I think I understand the revolving door problem
I was reading this Bloomberg article about the internal risk models at JP Morgan versus Goldman Sachs, and it hit me: I too had an urge for the SEC to hire the insiders at Goldman Sachs to help them “understand risk” at every level. Why not hire a small team of Goldman Sachs experts to help the SEC combat bullshit like what happened with the London Whale?
After all, Goldman people know risk. They probably knew risk even better before 1999, when they went IPO and the partners stopped being personally liable for losses. But even now, of all the big players on the street, Goldman is known for being a few steps ahead of everyone else when it comes to a losing trade.
So it’s natural to want someone from deeply within that culture to come spread their technical risk wisdom to the other side, the regulators.
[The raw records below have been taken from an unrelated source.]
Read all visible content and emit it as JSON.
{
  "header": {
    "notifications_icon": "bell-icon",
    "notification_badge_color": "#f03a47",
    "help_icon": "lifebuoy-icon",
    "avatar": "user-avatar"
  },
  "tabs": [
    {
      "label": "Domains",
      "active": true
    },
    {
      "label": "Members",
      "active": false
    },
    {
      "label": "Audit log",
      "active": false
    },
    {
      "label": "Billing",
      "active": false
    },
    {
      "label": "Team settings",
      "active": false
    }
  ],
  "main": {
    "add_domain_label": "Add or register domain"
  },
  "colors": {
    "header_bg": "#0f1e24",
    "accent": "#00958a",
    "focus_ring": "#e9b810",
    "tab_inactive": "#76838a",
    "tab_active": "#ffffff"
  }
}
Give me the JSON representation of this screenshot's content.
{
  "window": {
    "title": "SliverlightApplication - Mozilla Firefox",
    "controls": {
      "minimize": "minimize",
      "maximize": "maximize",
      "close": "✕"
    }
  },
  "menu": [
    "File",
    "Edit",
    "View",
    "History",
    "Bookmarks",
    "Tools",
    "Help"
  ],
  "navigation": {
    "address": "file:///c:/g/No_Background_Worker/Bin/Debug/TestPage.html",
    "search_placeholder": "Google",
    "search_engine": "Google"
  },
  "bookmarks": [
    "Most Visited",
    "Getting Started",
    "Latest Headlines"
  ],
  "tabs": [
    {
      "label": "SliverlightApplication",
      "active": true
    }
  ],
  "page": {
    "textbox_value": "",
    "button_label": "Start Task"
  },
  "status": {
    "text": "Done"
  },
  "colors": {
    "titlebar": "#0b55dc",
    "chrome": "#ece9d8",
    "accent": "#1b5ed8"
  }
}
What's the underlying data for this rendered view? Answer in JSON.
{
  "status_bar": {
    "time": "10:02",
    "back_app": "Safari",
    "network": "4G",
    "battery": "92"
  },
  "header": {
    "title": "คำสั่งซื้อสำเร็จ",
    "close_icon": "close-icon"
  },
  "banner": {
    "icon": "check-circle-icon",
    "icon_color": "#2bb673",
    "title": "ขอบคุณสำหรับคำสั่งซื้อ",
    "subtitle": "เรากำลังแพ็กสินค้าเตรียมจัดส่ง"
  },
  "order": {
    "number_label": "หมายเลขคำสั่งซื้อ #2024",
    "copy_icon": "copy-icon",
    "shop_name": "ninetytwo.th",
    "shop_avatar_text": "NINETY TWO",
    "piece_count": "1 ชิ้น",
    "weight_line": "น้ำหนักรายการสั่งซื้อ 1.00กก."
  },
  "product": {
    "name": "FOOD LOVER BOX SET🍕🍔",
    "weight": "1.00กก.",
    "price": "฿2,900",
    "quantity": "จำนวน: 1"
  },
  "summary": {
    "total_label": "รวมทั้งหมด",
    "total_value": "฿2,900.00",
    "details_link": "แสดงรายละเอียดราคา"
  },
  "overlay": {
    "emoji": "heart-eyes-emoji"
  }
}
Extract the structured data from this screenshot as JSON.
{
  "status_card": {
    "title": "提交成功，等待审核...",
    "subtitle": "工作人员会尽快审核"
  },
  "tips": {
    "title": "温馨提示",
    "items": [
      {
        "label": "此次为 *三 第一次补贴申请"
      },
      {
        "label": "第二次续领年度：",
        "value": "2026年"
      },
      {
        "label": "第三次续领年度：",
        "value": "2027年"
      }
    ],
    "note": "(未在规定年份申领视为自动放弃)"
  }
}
Unfortunately that’s never what actually happens. Instead of getting the technical knowledge of how to think about risk, how to model a portfolio to squirrel out black holes of mystery, the revolving door instead keeps outputting crazy freaks like Jon Corzine, who blow up firms through, ironically, taking ridiculous risks at the first opportunity.
So, why does this happen? Some possibilities:
- Goldman Sachs promotes crazy freaks because they make great leaders while constrained inside a disciplined culture of calculated risks, but when they get outside they go nuts. This is kind of the model of Mormon children who are finally allowed out into the world and engage in tons of sex and drugs.
- On the flip side, perhaps Goldman Sachs keeps the people who actually understand the technical part of risk very deep in the machine and these guys never get leave the building at all.
- Or maybe, people who understand risk sometimes do go through the revolving door, but they don’t share their knowledge with the other side, because their incentives have changed once they’re outside.
- In other words, they don’t help the regulators understand how banks lie and cheat to regulators, because they’re too busy watering down regulation so their buddies can continuously lie and cheat to regulators.
Whatever the case, for whatever reason we keep using the revolving door in hopes that someone will eventually tell us the magic that Goldman Sachs knows, but we never quite get anyone like that, and that means the the SEC and other regulators are woefully unprepared for the kind of tricks that banks have up their sleeves.